Pydantic Puzzlers

Posted on Posted in technical

Pydantic is a library to validate JSON documents and convert them into Python objects, based on Python Type Annotations. It works really well, it is easy to use, it supports everything we can possibly expect it to support and saves us a ton of effort. I’ve only started using it recently, but I love it.

However, there a few less intuitive aspects to it, which is what this post is about.

Mystery Boolean

Puzzler: what is the ouput of the following code?

import pydantic
    
class Project(pydantic.BaseModel):
    source: str
    validate_: bool = False

    class Config:
        # validate is not a valid field name, because BaseModel has a validate method
        # use alias so we can use a validate field in the json and validate_ in python
        fields = {"validate_": {"alias": "validate"}}

def roundtrip(project_in: Project) -> None:
    """Convert to json and back """
    project_out = Project(**project_in.dict())
    print(f"input: {project_in.validate_}, output: {project_out.validate_}")

projectt = Project(source="test", validate=True)
roundtrip(projectt)

projectf = Project(source="test", validate=False)
roundtrip(projectf)

The answer:

input: True, output: False
input: False, output: False

This is not what we expect! The validate field always comes out as False.

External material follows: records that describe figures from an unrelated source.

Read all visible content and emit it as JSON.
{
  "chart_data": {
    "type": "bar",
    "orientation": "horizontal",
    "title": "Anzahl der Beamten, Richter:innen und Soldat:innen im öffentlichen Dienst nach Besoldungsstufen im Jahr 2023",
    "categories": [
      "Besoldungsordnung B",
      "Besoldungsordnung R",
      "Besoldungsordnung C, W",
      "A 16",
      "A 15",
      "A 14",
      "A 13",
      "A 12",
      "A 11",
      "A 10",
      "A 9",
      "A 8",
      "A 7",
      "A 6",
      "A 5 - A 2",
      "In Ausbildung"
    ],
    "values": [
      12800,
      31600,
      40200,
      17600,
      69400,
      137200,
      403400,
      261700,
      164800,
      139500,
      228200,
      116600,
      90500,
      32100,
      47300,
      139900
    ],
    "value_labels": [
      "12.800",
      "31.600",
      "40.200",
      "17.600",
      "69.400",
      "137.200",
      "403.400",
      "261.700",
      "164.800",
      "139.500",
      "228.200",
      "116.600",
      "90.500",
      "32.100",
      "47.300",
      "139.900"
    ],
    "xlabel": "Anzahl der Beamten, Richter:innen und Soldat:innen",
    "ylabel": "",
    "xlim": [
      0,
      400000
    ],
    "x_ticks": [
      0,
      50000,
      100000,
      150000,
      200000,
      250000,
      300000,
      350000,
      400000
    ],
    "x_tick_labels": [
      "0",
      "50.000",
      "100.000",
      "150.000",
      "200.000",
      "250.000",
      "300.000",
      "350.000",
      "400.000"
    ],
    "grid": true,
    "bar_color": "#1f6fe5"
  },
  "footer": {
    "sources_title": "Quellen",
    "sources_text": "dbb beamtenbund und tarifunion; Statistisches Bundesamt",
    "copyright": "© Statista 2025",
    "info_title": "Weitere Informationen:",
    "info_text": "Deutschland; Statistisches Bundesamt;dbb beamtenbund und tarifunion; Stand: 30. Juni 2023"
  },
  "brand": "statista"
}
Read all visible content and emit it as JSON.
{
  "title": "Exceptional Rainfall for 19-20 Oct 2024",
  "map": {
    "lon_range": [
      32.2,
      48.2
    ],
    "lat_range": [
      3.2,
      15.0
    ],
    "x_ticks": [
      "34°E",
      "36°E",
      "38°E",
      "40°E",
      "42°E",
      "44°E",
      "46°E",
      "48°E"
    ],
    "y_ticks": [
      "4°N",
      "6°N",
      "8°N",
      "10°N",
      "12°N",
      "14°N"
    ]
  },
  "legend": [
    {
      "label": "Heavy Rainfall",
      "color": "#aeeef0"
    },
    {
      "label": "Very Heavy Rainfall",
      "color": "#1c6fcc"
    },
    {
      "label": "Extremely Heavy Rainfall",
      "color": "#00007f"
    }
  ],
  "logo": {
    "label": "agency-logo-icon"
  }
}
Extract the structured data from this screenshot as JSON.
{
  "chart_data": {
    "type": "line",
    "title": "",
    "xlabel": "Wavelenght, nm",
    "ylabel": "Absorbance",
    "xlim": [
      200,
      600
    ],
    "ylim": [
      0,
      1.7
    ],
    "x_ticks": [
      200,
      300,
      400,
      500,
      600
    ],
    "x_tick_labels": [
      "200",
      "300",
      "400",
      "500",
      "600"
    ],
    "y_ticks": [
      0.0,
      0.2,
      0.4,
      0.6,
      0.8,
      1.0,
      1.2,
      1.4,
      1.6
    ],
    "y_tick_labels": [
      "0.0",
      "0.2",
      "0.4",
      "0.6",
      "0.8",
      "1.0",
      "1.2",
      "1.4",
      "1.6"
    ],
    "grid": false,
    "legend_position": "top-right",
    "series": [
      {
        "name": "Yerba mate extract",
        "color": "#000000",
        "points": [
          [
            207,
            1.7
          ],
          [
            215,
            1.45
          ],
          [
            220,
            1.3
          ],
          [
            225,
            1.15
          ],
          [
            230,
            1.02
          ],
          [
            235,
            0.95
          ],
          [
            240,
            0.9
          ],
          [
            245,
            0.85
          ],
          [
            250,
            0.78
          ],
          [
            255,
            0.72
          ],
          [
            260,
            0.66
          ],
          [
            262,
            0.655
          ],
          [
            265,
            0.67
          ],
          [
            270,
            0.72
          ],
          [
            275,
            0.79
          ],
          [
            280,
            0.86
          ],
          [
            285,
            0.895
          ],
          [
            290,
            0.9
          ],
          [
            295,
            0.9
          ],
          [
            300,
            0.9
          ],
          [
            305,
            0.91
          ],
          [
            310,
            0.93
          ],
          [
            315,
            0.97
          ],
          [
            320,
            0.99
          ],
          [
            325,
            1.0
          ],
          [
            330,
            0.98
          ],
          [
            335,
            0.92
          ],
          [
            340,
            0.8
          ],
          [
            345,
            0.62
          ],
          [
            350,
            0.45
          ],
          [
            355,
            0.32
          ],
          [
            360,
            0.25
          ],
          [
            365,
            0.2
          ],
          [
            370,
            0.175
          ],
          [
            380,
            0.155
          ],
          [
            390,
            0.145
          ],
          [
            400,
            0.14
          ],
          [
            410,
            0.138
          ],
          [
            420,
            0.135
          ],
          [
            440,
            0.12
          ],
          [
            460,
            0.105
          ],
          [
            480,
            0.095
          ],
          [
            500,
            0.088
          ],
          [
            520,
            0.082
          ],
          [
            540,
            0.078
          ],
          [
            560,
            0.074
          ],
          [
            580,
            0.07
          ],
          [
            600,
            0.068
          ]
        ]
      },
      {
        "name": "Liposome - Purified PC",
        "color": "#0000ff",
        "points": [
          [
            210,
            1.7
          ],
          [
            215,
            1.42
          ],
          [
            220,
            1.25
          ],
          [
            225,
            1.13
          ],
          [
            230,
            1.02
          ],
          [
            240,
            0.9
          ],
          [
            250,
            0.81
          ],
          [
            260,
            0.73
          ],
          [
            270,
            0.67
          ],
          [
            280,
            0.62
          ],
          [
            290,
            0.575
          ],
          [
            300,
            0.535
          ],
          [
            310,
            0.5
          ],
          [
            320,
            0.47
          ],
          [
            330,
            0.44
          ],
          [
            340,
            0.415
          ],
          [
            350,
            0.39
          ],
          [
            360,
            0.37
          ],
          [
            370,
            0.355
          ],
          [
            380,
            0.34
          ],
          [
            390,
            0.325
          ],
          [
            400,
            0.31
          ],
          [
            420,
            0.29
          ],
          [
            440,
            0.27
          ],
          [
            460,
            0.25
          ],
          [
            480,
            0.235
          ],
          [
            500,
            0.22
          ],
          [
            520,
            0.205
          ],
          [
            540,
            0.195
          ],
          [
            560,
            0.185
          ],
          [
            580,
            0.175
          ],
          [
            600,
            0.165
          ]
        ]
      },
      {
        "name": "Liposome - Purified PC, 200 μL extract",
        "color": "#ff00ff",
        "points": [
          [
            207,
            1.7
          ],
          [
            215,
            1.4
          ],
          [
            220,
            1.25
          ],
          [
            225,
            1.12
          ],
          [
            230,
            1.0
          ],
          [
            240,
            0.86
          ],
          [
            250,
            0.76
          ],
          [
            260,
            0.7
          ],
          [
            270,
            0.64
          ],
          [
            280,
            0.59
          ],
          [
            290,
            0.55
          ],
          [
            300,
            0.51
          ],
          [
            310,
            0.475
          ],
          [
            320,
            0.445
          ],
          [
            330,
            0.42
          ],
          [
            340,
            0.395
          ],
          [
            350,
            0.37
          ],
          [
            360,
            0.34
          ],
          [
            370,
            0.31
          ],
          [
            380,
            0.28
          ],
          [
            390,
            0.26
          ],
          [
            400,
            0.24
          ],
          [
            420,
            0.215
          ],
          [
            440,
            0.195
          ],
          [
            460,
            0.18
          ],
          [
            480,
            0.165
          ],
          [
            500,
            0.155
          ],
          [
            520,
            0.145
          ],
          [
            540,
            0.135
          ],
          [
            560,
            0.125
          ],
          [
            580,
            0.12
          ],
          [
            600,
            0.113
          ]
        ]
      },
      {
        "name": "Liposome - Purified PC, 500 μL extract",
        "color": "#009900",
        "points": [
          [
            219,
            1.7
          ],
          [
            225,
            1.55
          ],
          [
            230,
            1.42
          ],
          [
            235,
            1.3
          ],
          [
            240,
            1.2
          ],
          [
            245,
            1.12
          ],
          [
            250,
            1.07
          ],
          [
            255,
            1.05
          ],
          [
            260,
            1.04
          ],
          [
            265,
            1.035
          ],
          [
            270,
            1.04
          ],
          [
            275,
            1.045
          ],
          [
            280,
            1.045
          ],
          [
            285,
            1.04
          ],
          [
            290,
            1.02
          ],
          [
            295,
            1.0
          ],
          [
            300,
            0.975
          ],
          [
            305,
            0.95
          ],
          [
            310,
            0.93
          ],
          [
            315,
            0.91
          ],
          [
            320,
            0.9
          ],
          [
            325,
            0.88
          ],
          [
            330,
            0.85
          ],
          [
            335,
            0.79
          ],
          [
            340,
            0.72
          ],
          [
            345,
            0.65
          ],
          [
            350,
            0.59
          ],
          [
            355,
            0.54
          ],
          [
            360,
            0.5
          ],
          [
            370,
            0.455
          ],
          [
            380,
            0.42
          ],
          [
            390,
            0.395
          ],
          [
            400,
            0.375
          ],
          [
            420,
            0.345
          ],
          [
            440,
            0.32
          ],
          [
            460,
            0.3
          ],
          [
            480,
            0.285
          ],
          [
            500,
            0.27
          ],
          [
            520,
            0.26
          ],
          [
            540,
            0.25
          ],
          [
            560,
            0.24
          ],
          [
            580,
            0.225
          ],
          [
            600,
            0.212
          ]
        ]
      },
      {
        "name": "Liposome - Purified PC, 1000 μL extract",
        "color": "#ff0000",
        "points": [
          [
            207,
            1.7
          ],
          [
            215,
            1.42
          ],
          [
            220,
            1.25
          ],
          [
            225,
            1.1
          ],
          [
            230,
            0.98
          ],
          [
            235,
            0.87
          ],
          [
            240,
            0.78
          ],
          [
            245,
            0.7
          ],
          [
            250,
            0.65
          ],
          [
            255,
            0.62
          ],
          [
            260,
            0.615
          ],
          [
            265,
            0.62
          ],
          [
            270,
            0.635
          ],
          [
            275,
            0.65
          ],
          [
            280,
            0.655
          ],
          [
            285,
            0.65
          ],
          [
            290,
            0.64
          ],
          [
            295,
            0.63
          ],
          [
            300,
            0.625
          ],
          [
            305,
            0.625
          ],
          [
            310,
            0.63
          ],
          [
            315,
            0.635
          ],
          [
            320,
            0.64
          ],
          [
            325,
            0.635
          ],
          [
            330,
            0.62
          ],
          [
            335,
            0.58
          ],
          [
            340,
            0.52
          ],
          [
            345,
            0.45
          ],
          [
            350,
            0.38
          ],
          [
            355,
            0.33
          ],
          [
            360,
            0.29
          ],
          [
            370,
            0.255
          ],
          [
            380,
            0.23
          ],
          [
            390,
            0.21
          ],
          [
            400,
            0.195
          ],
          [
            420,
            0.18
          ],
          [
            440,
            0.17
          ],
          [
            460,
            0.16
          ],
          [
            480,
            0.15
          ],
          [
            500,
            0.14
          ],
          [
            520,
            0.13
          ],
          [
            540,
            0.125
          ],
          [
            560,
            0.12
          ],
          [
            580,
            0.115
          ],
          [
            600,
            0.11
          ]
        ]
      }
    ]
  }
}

It took us a while to understand what we did wrong here. To make it more clear, we can print the intermediate JSON.

def roundtrip(project_in: Project) -> None:
    """Convert to json and back """
    as_json = project_in.dict()
    pprint(as_json)
    project_out = Project(**as_json)
    print(f"input: {project_in.validate_}, output: {project_out.validate_}")
{'source': 'test', 'validate_': True}
input: True, output: False
{'source': 'test', 'validate_': False}
input: False, output: False

So, in an unexpected turn of events, the intermediate output does not contain validate but it contains validate_.

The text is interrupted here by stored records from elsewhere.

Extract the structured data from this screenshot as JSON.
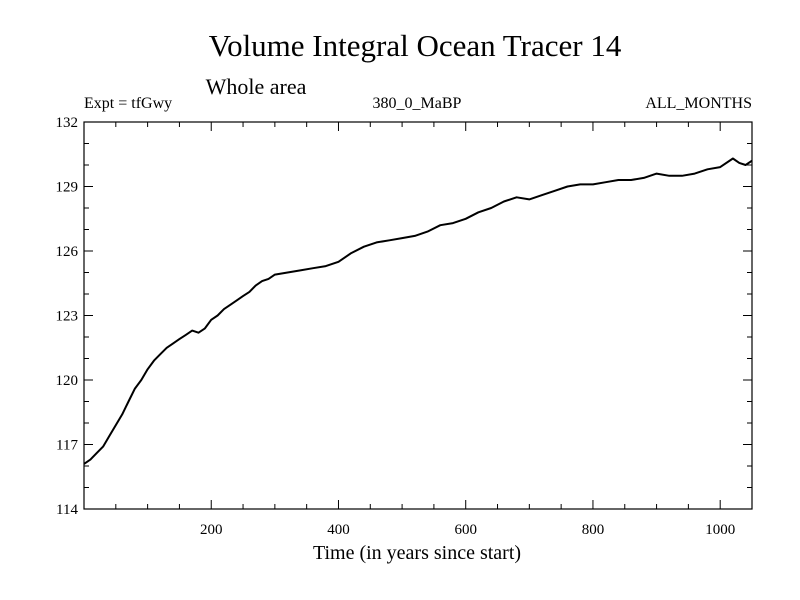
{
  "chart_data": {
    "type": "line",
    "title": "Volume Integral Ocean Tracer 14",
    "subtitle": "Whole area",
    "labels": {
      "left": "Expt = tfGwy",
      "center": "380_0_MaBP",
      "right": "ALL_MONTHS"
    },
    "xlabel": "Time (in years since start)",
    "ylabel": "",
    "xlim": [
      0,
      1050
    ],
    "ylim": [
      114,
      132
    ],
    "x_ticks": [
      200,
      400,
      600,
      800,
      1000
    ],
    "y_ticks": [
      114,
      117,
      120,
      123,
      126,
      129,
      132
    ],
    "grid": false,
    "legend": "none",
    "line_color": "#000000",
    "series": [
      {
        "x": [
          0,
          10,
          20,
          30,
          40,
          50,
          60,
          70,
          80,
          90,
          100,
          110,
          120,
          130,
          140,
          150,
          160,
          170,
          180,
          190,
          200,
          210,
          220,
          230,
          240,
          250,
          260,
          270,
          280,
          290,
          300,
          320,
          340,
          360,
          380,
          400,
          420,
          440,
          460,
          480,
          500,
          520,
          540,
          560,
          580,
          600,
          620,
          640,
          660,
          680,
          700,
          720,
          740,
          760,
          780,
          800,
          820,
          840,
          860,
          880,
          900,
          920,
          940,
          960,
          980,
          1000,
          1020,
          1030,
          1040,
          1050
        ],
        "values": [
          116.1,
          116.3,
          116.6,
          116.9,
          117.4,
          117.9,
          118.4,
          119.0,
          119.6,
          120.0,
          120.5,
          120.9,
          121.2,
          121.5,
          121.7,
          121.9,
          122.1,
          122.3,
          122.2,
          122.4,
          122.8,
          123.0,
          123.3,
          123.5,
          123.7,
          123.9,
          124.1,
          124.4,
          124.6,
          124.7,
          124.9,
          125.0,
          125.1,
          125.2,
          125.3,
          125.5,
          125.9,
          126.2,
          126.4,
          126.5,
          126.6,
          126.7,
          126.9,
          127.2,
          127.3,
          127.5,
          127.8,
          128.0,
          128.3,
          128.5,
          128.4,
          128.6,
          128.8,
          129.0,
          129.1,
          129.1,
          129.2,
          129.3,
          129.3,
          129.4,
          129.6,
          129.5,
          129.5,
          129.6,
          129.8,
          129.9,
          130.3,
          130.1,
          130.0,
          130.2
        ]
      }
    ]
  }
}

In other words, three things work against us here:

  1. The contructor expects aliases (which is the expected behavior) but the dict() call doesn’t use aliases by default (which is unexpected).
  2. Fields in the JSON that are unexpected are ignored, so the validate_ is dropped.
  3. If a field with a default is missing, the default value is used, so validate becomes False.

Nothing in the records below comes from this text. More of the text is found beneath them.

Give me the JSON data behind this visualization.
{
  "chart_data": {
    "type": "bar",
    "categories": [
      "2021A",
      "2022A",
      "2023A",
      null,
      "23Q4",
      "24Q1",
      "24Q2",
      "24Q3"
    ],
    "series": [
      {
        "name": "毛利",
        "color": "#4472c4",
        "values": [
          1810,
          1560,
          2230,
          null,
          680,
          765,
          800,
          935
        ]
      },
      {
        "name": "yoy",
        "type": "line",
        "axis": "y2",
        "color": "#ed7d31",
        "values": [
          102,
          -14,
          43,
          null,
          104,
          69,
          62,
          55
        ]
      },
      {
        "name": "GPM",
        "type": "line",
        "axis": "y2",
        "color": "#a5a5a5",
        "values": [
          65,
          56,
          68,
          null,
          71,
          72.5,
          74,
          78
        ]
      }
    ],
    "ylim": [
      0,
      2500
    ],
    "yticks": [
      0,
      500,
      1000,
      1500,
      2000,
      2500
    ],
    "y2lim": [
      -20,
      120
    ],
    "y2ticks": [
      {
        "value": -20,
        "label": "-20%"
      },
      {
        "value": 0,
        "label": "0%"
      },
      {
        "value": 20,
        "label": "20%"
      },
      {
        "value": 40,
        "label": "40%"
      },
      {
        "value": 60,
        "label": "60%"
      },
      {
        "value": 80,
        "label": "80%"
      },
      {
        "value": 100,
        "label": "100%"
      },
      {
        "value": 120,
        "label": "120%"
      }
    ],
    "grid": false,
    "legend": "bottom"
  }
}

The correct code would be:

def roundtrip(project_in: Project) -> None:
    """Convert to json and back """
    as_json = project_in.dict(by_alias=True)
    pprint(as_json)
    project_out = Project(**as_json)
    print(f"input: {project_in.validate_}, output: {project_out.validate_}")

Which works as expected:

{'source': 'test', 'validate': True}
input: True, output: True
{'source': 'test', 'validate': False}
input: False, output: False

The asymmetry between serializing (dict()) and deserializing (constructor) is something you have to keep in mind when coding on Pydantic, as it can cause very subtle problems.

My guess is that this asymmetry is a historical accident that has grown into the code and is very hard to change now, as it will break a lot of people’s code.

But even with this unexpected behavior, I still think Pydantic is awesome.